Binaların yapılacağı süre içinde eğitimin kesilmemesi için de görüştüğü öğrencilere Kültürpark’taki hangarları adres olarak gösteriyor.
Dokuz Eylül Üniversitesi Rektörlüğü de, soruna taraf olan milletvekillerinin ve örgütlerin ısrarlı taleplerine karşın, Güzel Sanatlar Fakültesi binalarının depreme dayanaksız olduğunu gösteren raporu kimseyle paylaşmıyor ve paylaşmaktan titizlikle kaçınıyor…

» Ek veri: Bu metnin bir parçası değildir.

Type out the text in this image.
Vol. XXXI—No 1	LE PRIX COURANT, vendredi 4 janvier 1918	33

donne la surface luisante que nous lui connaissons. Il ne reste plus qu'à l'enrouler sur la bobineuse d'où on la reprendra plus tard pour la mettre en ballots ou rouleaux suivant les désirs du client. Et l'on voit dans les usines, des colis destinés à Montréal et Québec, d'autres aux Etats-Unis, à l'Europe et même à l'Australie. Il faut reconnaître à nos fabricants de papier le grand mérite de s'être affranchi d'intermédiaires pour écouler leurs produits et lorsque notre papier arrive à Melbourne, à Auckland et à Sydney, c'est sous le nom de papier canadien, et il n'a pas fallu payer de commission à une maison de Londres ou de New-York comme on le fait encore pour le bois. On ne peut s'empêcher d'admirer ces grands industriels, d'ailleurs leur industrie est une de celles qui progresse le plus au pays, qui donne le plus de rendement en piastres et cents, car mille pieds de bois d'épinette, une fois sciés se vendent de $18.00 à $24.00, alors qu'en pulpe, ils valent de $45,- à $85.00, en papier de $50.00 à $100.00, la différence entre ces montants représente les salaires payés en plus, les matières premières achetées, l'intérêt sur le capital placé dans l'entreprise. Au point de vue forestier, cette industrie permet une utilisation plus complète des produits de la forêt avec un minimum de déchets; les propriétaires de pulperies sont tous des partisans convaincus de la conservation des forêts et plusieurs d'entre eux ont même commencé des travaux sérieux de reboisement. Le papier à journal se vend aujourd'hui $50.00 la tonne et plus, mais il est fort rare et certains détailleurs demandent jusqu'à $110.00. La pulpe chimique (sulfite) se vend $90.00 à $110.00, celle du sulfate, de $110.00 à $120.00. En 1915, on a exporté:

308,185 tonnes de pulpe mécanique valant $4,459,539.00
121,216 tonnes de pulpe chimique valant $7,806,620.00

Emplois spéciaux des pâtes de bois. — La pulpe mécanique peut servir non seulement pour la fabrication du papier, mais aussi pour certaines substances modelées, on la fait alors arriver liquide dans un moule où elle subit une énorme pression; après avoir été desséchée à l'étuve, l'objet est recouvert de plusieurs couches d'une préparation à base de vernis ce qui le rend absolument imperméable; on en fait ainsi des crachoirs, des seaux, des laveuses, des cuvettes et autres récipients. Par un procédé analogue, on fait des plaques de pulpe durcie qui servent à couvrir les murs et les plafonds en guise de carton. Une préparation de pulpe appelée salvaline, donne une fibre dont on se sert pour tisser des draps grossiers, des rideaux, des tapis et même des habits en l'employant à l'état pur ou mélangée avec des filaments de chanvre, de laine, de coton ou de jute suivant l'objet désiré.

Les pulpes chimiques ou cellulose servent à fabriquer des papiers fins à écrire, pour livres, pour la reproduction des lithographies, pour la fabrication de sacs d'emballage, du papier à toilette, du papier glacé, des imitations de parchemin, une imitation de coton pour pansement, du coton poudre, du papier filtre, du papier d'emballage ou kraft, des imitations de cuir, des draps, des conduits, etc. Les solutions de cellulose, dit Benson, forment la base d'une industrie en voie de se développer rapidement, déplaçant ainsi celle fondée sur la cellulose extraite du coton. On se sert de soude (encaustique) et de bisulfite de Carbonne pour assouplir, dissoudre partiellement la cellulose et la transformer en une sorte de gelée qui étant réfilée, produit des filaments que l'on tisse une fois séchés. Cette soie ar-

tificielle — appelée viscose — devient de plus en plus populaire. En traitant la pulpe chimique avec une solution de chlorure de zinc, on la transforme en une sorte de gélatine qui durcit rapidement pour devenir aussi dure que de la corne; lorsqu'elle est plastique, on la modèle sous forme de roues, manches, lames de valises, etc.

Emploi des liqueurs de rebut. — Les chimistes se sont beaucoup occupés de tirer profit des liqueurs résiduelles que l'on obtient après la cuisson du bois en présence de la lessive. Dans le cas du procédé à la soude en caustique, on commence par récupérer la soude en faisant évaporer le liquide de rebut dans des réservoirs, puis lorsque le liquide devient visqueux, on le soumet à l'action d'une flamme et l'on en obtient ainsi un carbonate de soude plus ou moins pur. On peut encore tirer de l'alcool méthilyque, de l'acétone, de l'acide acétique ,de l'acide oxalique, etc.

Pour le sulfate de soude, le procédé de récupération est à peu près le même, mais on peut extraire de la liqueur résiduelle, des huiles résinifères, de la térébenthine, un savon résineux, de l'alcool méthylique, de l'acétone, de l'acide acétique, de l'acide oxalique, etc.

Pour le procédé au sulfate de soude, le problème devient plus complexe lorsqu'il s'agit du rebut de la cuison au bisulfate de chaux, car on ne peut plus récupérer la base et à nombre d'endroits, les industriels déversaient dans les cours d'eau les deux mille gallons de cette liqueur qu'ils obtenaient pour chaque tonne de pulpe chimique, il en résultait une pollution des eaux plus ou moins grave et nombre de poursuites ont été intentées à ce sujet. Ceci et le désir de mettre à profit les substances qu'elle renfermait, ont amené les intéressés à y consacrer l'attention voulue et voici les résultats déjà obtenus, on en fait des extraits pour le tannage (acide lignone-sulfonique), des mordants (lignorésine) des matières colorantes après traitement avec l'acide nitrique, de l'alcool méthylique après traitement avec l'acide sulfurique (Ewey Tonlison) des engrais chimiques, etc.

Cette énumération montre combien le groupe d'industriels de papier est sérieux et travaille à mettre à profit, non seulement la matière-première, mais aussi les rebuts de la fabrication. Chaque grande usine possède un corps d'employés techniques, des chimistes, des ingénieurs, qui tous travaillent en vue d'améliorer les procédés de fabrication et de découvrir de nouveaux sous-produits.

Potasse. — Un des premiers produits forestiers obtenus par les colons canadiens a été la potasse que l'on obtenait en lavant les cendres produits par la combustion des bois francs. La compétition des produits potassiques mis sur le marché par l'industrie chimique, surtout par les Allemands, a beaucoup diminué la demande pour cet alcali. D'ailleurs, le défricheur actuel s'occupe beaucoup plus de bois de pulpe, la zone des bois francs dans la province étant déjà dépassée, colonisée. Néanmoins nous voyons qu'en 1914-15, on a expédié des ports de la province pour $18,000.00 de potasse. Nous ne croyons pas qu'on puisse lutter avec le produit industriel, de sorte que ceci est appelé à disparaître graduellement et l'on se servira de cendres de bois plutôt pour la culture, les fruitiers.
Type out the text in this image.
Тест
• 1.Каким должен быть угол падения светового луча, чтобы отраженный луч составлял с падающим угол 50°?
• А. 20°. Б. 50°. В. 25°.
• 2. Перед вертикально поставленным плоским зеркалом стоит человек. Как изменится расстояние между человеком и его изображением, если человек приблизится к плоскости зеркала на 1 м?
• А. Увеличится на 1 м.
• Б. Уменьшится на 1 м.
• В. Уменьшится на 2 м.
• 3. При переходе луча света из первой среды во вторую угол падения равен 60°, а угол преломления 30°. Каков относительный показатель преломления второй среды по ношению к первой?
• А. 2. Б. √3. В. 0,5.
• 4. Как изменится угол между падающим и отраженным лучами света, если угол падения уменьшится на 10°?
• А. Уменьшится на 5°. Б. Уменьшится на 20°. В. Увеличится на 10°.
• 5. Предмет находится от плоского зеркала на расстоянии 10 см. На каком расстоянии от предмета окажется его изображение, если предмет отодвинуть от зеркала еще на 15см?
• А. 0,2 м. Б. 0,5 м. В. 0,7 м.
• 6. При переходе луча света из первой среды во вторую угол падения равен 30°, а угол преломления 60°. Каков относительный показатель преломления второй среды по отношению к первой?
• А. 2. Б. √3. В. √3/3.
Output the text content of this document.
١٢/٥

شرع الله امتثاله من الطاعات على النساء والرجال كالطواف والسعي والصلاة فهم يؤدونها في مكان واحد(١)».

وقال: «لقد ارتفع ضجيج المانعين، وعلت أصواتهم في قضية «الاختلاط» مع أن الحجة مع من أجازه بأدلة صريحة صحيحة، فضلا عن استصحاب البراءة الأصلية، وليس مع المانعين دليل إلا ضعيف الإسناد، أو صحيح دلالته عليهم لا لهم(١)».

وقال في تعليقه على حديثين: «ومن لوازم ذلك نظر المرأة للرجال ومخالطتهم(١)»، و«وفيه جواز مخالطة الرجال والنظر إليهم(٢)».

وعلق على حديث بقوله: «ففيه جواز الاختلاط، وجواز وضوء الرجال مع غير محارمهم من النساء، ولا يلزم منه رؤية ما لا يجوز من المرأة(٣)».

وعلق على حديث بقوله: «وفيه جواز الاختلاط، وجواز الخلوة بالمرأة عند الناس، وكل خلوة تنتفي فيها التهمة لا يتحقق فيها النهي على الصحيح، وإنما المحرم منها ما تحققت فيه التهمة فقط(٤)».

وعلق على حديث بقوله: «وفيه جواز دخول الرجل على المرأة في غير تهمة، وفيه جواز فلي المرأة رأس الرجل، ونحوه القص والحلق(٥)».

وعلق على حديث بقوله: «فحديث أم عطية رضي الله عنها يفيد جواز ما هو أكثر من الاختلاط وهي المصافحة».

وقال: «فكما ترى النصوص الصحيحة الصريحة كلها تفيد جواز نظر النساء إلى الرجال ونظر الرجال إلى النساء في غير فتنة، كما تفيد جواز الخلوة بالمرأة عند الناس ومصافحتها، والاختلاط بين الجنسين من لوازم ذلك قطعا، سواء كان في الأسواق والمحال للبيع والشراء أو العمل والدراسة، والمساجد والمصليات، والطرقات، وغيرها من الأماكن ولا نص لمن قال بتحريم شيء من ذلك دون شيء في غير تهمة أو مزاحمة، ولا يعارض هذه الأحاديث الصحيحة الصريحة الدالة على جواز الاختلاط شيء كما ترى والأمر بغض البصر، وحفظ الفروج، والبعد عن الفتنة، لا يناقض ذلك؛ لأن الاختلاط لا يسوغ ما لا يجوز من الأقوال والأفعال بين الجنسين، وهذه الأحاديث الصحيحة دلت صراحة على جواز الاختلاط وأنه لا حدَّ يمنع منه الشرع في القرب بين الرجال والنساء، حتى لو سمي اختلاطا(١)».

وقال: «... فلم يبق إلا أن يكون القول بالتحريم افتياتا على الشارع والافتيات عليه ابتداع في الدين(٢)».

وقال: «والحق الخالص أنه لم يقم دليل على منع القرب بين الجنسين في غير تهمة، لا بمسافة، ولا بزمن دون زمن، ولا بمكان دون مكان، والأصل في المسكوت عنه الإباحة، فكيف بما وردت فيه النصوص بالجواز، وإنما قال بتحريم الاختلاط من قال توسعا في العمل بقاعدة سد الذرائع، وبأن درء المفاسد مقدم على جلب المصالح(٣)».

Rektörlüğün bu çabasını onun açısından anlamak mümkün…
Çünkü, mahkemelerin bile her bilirkişi raporunu kabul etmediği bir ortamda, rektörlük, tüm sorunun odak noktası olan düzmece raporun tartışmaya açılmasını istemiyor olabilir…
Hepimiz biliyoruz ki, başından paçasına kadar siyasete bulaşmış YÖK üniversiteleri uzunca bir zamandır iktidarın, gücü elinde tutanların istediği şekilde rapor veren, görüş belirten yerler haline dönüştüler…
O nedenle, çoğu kez üniversitelerin, o üniversitelerde çalışan akademisyenlerin emir üzre verdikleri raporlara, görüşlere inanmıyor, güvenmiyor, onları ciddiye almıyoruz… Aynen, toplumun ülkemizdeki adalet sistemine % 38 düzeyinde inanması gibi…
Ne yazık ki, artık hem adalet hem eğitim sistemimiz bu ülkede yaşayanlar için güvenilir değil…
Peki, bu durumda, kendi binasının bile depreme dayanıksız olduğunu bilen İzmir Büyükşehir Belediyesi ya da Narlıdere Belediyesi, daha önce inşaat ve kullanma izni verdiği (tabii ki söz konusu binaların ruhsatsız olduğunu ihtimalini de dikkate alarak) bu binalar için herkesin güvenebileceği ikinci bir raporu niye hazırlamıyor ve kamuoyu ile paylaşmıyor?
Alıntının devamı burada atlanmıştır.